I know that it's duplicate, but , How can I prove it?
I know that must be element "$a$" of order 2, and element "$b$" of order 3. What is the next step? In fact, from what I search it is claimed that if $ba=ab^2$, then the group is $S_3$. Can someone explain to me why?
On
As $G$ is not Abelian $Z(G)=\{e\}$ and hence $C_G(x) = \langle x\rangle$ for all $e\ne x\in G$. So the class equation reads $6=|G|=1+2n+3m$ where $n$ and $m$ are the numbers of order $3$ and $2$ elements respectively.
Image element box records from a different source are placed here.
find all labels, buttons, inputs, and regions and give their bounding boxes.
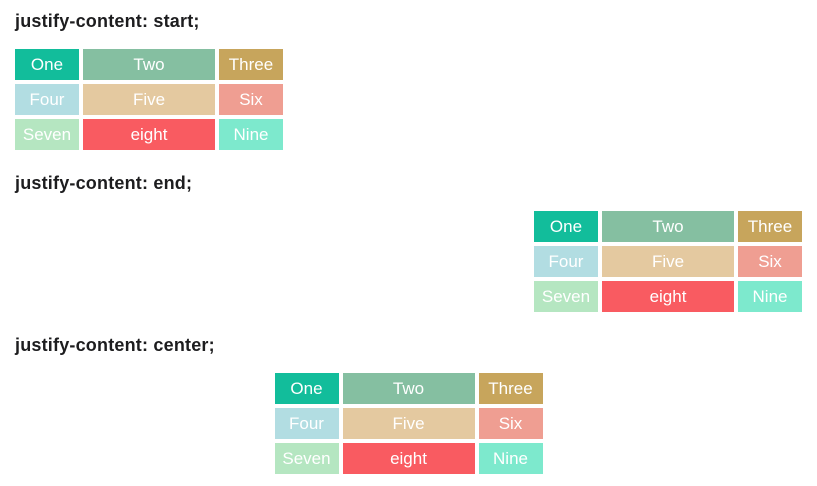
section-heading-end: justify-content: end; <box>15 173 193 193</box>
section-heading-center: justify-content: center; <box>15 335 215 355</box>
grid-cell-five: Five <box>342 408 475 439</box>
grid-cell-eight: eight <box>602 281 734 312</box>
grid-cell-eight: eight <box>342 443 475 474</box>
grid-track-center: One Two Three Four Five Six Seven eight … <box>15 373 802 474</box>
grid-cell-two: Two <box>602 211 734 242</box>
grid-cell-one: One <box>274 373 339 404</box>
section-justify-end: justify-content: end; One Two Three Four… <box>15 172 802 312</box>
grid-cell-seven: Seven <box>534 281 598 312</box>
grid-cell-six: Six <box>738 246 802 277</box>
grid-cell-nine: Nine <box>219 119 283 150</box>
grid-cell-eight: eight <box>83 119 215 150</box>
grid-cell-six: Six <box>478 408 543 439</box>
grid-cell-five: Five <box>602 246 734 277</box>
grid-cell-four: Four <box>15 84 79 115</box>
section-heading-start: justify-content: start; <box>15 11 200 31</box>
section-justify-center: justify-content: center; One Two Three F… <box>15 334 802 474</box>
grid-track-start: One Two Three Four Five Six Seven eight … <box>15 49 802 150</box>
grid-cell-nine: Nine <box>738 281 802 312</box>
grid-cell-seven: Seven <box>15 119 79 150</box>
grid-cell-three: Three <box>219 49 283 80</box>
grid-track-end: One Two Three Four Five Six Seven eight … <box>15 211 802 312</box>
grid-cell-nine: Nine <box>478 443 543 474</box>
grid-cell-seven: Seven <box>274 443 339 474</box>
grid-cell-one: One <box>15 49 79 80</box>
grid-cell-one: One <box>534 211 598 242</box>
grid-cell-five: Five <box>83 84 215 115</box>
grid-cell-four: Four <box>274 408 339 439</box>
grid-cell-two: Two <box>342 373 475 404</box>
grid-cell-two: Two <box>83 49 215 80</box>
grid-cell-four: Four <box>534 246 598 277</box>
grid-cell-three: Three <box>478 373 543 404</box>
grid-cell-six: Six <box>219 84 283 115</box>
grid-end: One Two Three Four Five Six Seven eight … <box>534 211 802 312</box>
grid-start: One Two Three Four Five Six Seven eight … <box>15 49 283 150</box>
grid-cell-three: Three <box>738 211 802 242</box>
grid-center: One Two Three Four Five Six Seven eight … <box>274 373 543 474</box>
section-justify-start: justify-content: start; One Two Three Fo… <box>15 10 802 150</box>
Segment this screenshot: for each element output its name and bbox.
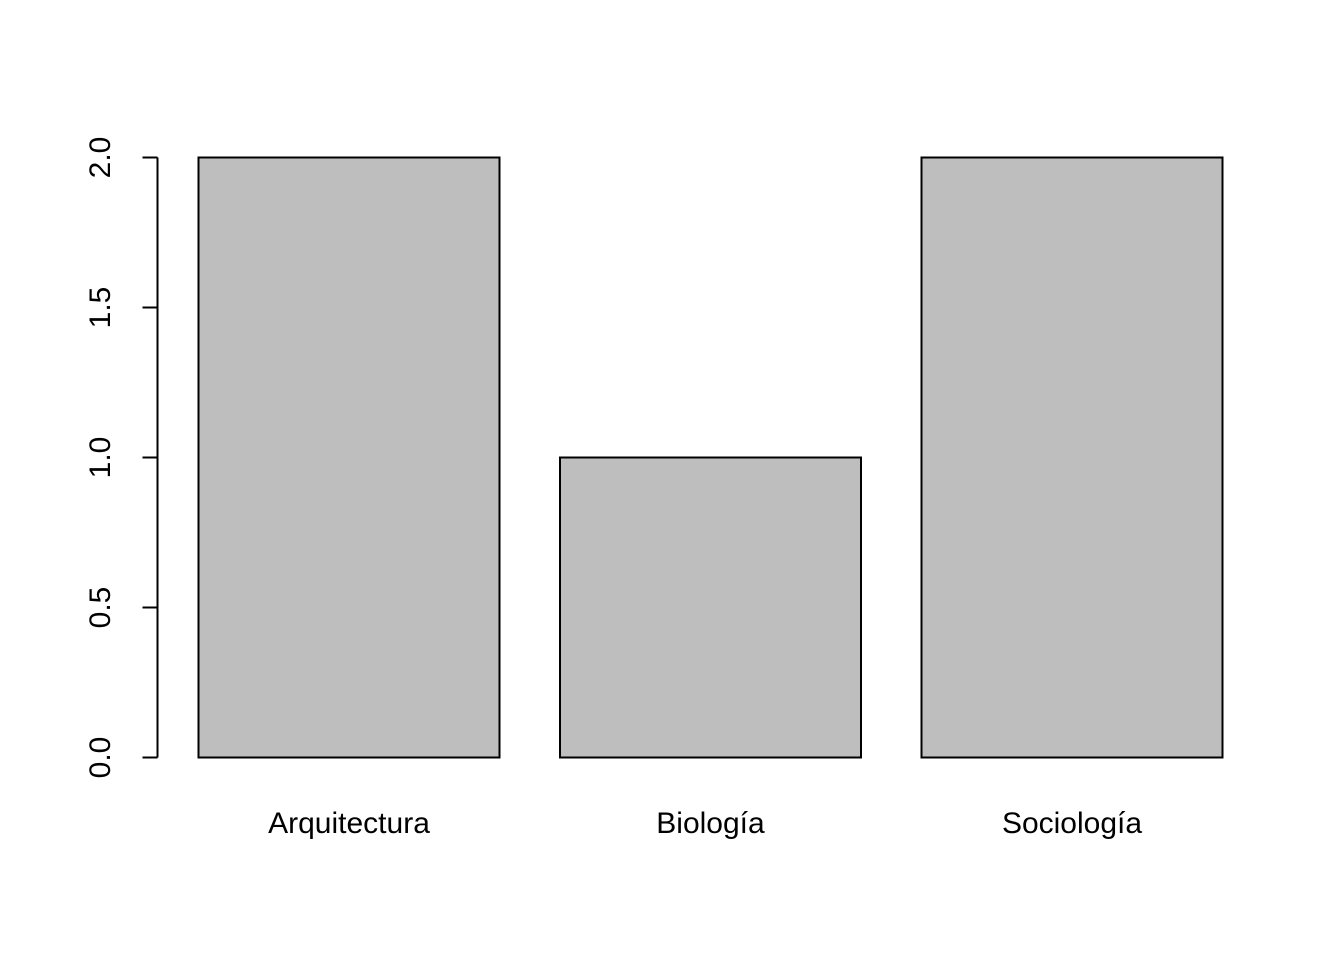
bar [559, 456, 862, 759]
y-tick-label: 0.0 [84, 737, 117, 779]
bar [920, 156, 1224, 759]
y-tick-label: 1.5 [84, 287, 117, 329]
bars-layer [197, 156, 1224, 759]
y-axis: 0.0 0.5 1.0 1.5 2.0 [84, 137, 159, 779]
y-tick-label: 1.0 [84, 437, 117, 479]
y-tick-label: 2.0 [84, 137, 117, 179]
y-tick-label: 0.5 [84, 587, 117, 629]
x-tick-label: Biología [656, 807, 765, 840]
bar [197, 156, 501, 759]
x-tick-label: Arquitectura [268, 807, 430, 840]
x-axis-labels: Arquitectura Biología Sociología [268, 807, 1142, 840]
x-tick-label: Sociología [1002, 807, 1142, 840]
It follows that $n=m=1$. Pick $x,y\in G$ with $|x|=3$ and $|y|=2$. Assuming that $H=\langle y\rangle$ be a normal subgroup of $ G$. we have $y^x=y$ for all $x\in G$ ,i.e $G$ is Abelian in contradiction to the assumption. So $H$ is not normal and hence $H\cap H^x=\{e\}$ for some $x \in G$ . Then $G\to S_{G/H}\simeq S_3$
You have six elements: $e, a, b, b^2, ab, ab^2$. Prove that they are all different.
Then consider what $ba$ is.
$ba$ can only be $ab$ or $ab^2$ because it cannot be any of the others. (Prove it!)
If $ba=ab$, then the group is abelian.
If $ba=ab^2$, then $a \mapsto (12), b \mapsto (123)$ induces an isomorphism with $S_3$.